— Не об Анюте, а о тебе с Анютой! — Корней слегка прихлопнул ладонью по столу. — Она, если по жизни, давно стала своей, ратнинской — вдова десятника, пятерых детей родившая, из них двух будущих воинов, хозяйка отменная, одна из самых уважаемых баб в селе и… все такое прочее. Это по жизни. А по душе, так дочка мне родная, роднее некуда, я за нее кому хочешь…
— Я тоже! — Алексей схлестнулся взглядами с главой рода Лисовинов так, что стало ясно: в его список «кому хочешь», запросто, попадает, если так сложится, и сам Корней Агеич. — А к твоим похвалам Анюте могу еще добавить: красавица, умница, умелица! Для всей Младшей стражи второй матерью умудрилась стать, девки в ее руках прямо расцветают — хоть за бояр замуж отдавай…
— Так чего ж ты хороводишься, да не сватаешься?! — Корней по-бабьи всплеснул руками. — Ратнинские сплетницы уже мозоли на языках набили… девки у них расцветают, понимаешь, а какой пример вы с Анютой тем самым девкам подаете?

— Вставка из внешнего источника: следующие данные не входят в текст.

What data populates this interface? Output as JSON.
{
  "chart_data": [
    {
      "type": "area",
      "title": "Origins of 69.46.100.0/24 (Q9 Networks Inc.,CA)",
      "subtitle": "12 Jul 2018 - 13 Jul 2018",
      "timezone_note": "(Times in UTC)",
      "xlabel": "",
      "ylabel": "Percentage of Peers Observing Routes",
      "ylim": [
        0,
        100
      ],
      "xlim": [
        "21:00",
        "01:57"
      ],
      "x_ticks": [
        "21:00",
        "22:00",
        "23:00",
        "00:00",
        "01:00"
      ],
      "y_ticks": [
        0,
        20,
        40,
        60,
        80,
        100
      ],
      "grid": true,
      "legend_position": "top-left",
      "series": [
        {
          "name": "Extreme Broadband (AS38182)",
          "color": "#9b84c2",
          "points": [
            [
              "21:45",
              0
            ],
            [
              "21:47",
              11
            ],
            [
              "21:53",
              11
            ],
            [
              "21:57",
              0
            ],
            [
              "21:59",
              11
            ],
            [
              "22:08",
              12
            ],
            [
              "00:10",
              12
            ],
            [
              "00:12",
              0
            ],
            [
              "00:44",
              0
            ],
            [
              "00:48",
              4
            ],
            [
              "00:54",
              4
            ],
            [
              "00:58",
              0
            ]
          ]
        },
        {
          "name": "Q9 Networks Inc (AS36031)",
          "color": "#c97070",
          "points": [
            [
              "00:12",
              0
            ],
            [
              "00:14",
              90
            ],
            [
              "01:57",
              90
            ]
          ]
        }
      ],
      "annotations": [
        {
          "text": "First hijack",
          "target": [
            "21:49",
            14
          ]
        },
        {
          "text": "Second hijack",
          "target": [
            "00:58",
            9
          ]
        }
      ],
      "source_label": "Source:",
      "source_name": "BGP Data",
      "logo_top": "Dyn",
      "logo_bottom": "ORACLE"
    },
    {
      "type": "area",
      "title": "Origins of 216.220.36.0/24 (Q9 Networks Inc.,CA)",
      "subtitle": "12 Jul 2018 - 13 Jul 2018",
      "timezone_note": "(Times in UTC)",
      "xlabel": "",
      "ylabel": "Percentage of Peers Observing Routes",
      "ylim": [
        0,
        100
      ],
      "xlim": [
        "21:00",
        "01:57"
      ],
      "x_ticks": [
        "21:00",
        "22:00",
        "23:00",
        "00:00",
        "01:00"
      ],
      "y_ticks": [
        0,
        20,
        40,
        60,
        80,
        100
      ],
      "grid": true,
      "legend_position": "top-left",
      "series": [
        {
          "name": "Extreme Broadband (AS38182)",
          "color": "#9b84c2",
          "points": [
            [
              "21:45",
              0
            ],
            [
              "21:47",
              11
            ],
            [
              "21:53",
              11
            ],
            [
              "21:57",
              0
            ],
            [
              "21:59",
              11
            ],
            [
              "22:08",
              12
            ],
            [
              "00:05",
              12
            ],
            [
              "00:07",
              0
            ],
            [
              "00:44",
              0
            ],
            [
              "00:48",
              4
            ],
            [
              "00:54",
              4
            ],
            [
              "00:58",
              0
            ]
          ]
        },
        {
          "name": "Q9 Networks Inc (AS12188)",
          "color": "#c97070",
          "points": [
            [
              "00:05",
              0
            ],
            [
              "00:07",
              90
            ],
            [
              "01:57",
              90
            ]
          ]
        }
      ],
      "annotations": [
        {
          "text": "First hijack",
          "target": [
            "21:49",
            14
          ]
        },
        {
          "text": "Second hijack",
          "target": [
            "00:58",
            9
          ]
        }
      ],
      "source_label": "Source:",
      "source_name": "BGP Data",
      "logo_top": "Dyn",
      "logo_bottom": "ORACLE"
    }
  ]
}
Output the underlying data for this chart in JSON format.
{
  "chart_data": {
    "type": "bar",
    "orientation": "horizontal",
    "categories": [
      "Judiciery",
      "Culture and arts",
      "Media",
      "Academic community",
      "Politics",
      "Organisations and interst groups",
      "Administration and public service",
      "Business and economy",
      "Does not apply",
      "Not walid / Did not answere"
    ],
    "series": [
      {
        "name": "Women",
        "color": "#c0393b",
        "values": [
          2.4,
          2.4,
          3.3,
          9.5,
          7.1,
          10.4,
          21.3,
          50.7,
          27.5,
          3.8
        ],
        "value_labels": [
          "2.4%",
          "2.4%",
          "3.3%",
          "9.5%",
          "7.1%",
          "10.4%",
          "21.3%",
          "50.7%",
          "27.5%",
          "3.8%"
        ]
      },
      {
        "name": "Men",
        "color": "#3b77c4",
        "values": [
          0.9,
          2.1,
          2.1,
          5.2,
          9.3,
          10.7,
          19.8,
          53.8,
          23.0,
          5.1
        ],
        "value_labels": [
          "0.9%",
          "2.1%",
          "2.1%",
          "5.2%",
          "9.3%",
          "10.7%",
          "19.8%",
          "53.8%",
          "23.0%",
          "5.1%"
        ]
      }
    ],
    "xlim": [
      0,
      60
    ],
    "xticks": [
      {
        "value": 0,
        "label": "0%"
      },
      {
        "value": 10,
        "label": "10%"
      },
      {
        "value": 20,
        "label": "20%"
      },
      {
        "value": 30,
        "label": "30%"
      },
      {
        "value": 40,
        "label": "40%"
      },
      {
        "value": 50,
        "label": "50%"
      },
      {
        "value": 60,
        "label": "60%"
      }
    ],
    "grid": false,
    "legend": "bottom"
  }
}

— На сплетниц оглядываться не приучен! — Чем больше горячился Корней, чем жестче и напряженнее становился Алексей. — Тем более что без толку — если сейчас они о нас треплют, что, мол, не сватанные и невенчанные, то, поженись мы с Анютой, будут трепать про то, как баба под венец полезла, когда у самой дочки на выданье. Этих балаболок только одним способом угомонить можно — языки поотрывать, и лучше, если б вместе с головами. Так что, сплетнями ты меня, дядька Корней, не попрекай… про тебя самого, да про Михайлу такое несут… а про Аньку с Машкой, среди отроков обретающихся, так и вовсе…
— Я с тобой не про сплетни, а про Анюту! — Корней, видимо сам не замечая, уже повысил голос почти до крика. — Ты мне дочку не позорь!!!

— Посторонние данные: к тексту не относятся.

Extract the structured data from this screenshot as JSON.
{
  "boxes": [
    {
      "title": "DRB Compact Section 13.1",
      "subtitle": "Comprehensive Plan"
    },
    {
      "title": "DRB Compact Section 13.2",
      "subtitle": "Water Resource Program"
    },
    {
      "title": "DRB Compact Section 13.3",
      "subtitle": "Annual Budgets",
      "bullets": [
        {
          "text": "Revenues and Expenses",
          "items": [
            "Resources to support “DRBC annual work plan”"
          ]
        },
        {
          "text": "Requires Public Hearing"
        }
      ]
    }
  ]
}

— Хватит, дядька Корней! — Алексей не изменил позы, только слегка приподнял пальцы ладони, лежавшей на столе, обозначая останавливающий жест. — Посвататься могу хоть сейчас и отказа, ни от тебя, ни от Анюты не опасаюсь…

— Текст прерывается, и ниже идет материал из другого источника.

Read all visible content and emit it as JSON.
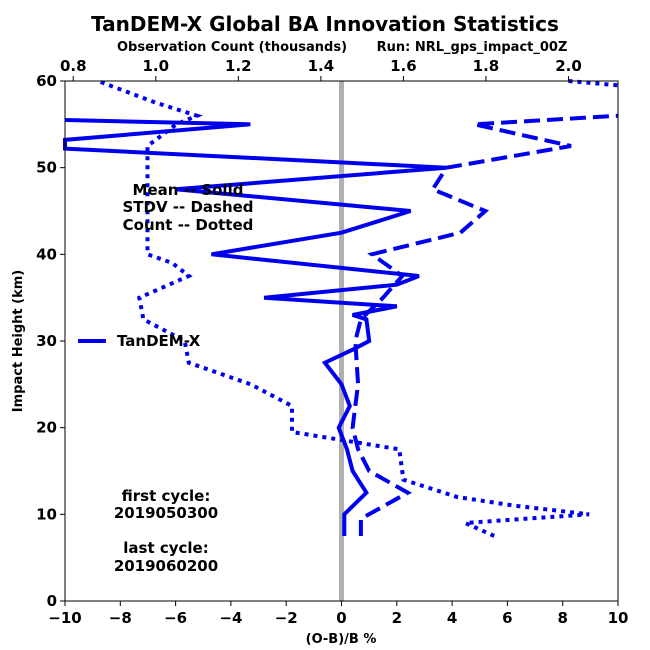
{
  "chart_data": {
    "type": "line",
    "title": "TanDEM-X Global BA Innovation Statistics",
    "top_xlabel": "Observation Count (thousands)",
    "run_label": "Run: NRL_gps_impact_00Z",
    "xlabel": "(O-B)/B %",
    "ylabel": "Impact Height (km)",
    "xlim": [
      -10,
      10
    ],
    "ylim": [
      0,
      60
    ],
    "top_xlim": [
      0.78,
      2.12
    ],
    "x_ticks": [
      "−10",
      "−8",
      "−6",
      "−4",
      "−2",
      "0",
      "2",
      "4",
      "6",
      "8",
      "10"
    ],
    "y_ticks": [
      "0",
      "10",
      "20",
      "30",
      "40",
      "50",
      "60"
    ],
    "top_ticks": [
      "0.8",
      "1.0",
      "1.2",
      "1.4",
      "1.6",
      "1.8",
      "2.0"
    ],
    "reference_line_x": 0,
    "legend": {
      "label": "TanDEM-X",
      "position": "center-left"
    },
    "style_note": [
      "Mean -- Solid",
      "STDV -- Dashed",
      "Count -- Dotted"
    ],
    "first_cycle_label": "first cycle:",
    "first_cycle": "2019050300",
    "last_cycle_label": "last cycle:",
    "last_cycle": "2019060200",
    "color": "#0000ee",
    "series": [
      {
        "name": "Mean",
        "style": "solid",
        "points": [
          [
            0.1,
            7.5
          ],
          [
            0.1,
            10
          ],
          [
            0.9,
            12.5
          ],
          [
            0.4,
            15
          ],
          [
            0.2,
            17.5
          ],
          [
            -0.1,
            20
          ],
          [
            0.3,
            22.5
          ],
          [
            0.0,
            25
          ],
          [
            -0.6,
            27.5
          ],
          [
            0.4,
            29
          ],
          [
            1.0,
            30
          ],
          [
            0.9,
            32.5
          ],
          [
            0.4,
            33
          ],
          [
            2.0,
            34
          ],
          [
            -2.8,
            35
          ],
          [
            2.0,
            36.5
          ],
          [
            2.8,
            37.5
          ],
          [
            -4.7,
            40
          ],
          [
            0.0,
            42.5
          ],
          [
            2.5,
            45
          ],
          [
            -6.0,
            47.5
          ],
          [
            3.8,
            50
          ],
          [
            -10,
            52.2
          ],
          [
            -10,
            53.2
          ],
          [
            -3.3,
            55
          ],
          [
            -10,
            55.5
          ]
        ]
      },
      {
        "name": "STDV",
        "style": "dashed",
        "points": [
          [
            0.7,
            7.5
          ],
          [
            0.7,
            9.5
          ],
          [
            2.4,
            12.5
          ],
          [
            1.0,
            15
          ],
          [
            0.6,
            17.5
          ],
          [
            0.4,
            20
          ],
          [
            0.5,
            22.5
          ],
          [
            0.6,
            25
          ],
          [
            0.5,
            30
          ],
          [
            0.7,
            32.5
          ],
          [
            1.5,
            35
          ],
          [
            2.2,
            37.5
          ],
          [
            1.1,
            40
          ],
          [
            4.3,
            42.5
          ],
          [
            5.2,
            45
          ],
          [
            3.3,
            47.5
          ],
          [
            3.8,
            50
          ],
          [
            8.3,
            52.5
          ],
          [
            4.8,
            55
          ],
          [
            10,
            56
          ]
        ]
      },
      {
        "name": "Count",
        "style": "dotted",
        "points": [
          [
            1.82,
            7.5
          ],
          [
            1.75,
            9.0
          ],
          [
            2.05,
            10
          ],
          [
            1.87,
            11.0
          ],
          [
            1.73,
            12.0
          ],
          [
            1.6,
            14.0
          ],
          [
            1.59,
            17.5
          ],
          [
            1.33,
            19.5
          ],
          [
            1.33,
            22.5
          ],
          [
            1.23,
            25
          ],
          [
            1.08,
            27.5
          ],
          [
            1.07,
            30
          ],
          [
            0.97,
            32.5
          ],
          [
            0.96,
            35
          ],
          [
            1.08,
            37.5
          ],
          [
            1.04,
            39.0
          ],
          [
            0.98,
            40
          ],
          [
            0.98,
            52.5
          ],
          [
            1.05,
            55
          ],
          [
            1.1,
            56
          ],
          [
            1.0,
            57.5
          ],
          [
            0.86,
            60
          ]
        ]
      },
      {
        "name": "Count (high)",
        "style": "dotted",
        "points": [
          [
            2.0,
            60
          ],
          [
            2.12,
            59.5
          ]
        ]
      }
    ]
  }
}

— Ишь ты как! Не опасается он…
— …Не опасаюсь! — напер голосом Алексей. — Но на разговор ты меня, дядька Корней, зазвал не из-за сватовства!
— Да? А из-за чего же? — Коней саркастически покривил рот и шевельнул своим жутким шрамом, вертикально проходящим через левую сторону лица. — Поведай увечному, да убогому: что ж это ты такое прозрел, мудрец всеведающий?
— До чего же вы с Михайлой похожи! — совершенно неожиданно для собеседника сообщил Алексей. — Он тоже, совсем как ты, порченой бровью шевелит, когда кого-то пугнуть надо. Только я-то всяких рож насмотрелся… был у меня в ватаге один умелец, так он навострился лицо от головы отрубать — так и лежали рожи отдельно, занятное зрелище, я тебе скажу!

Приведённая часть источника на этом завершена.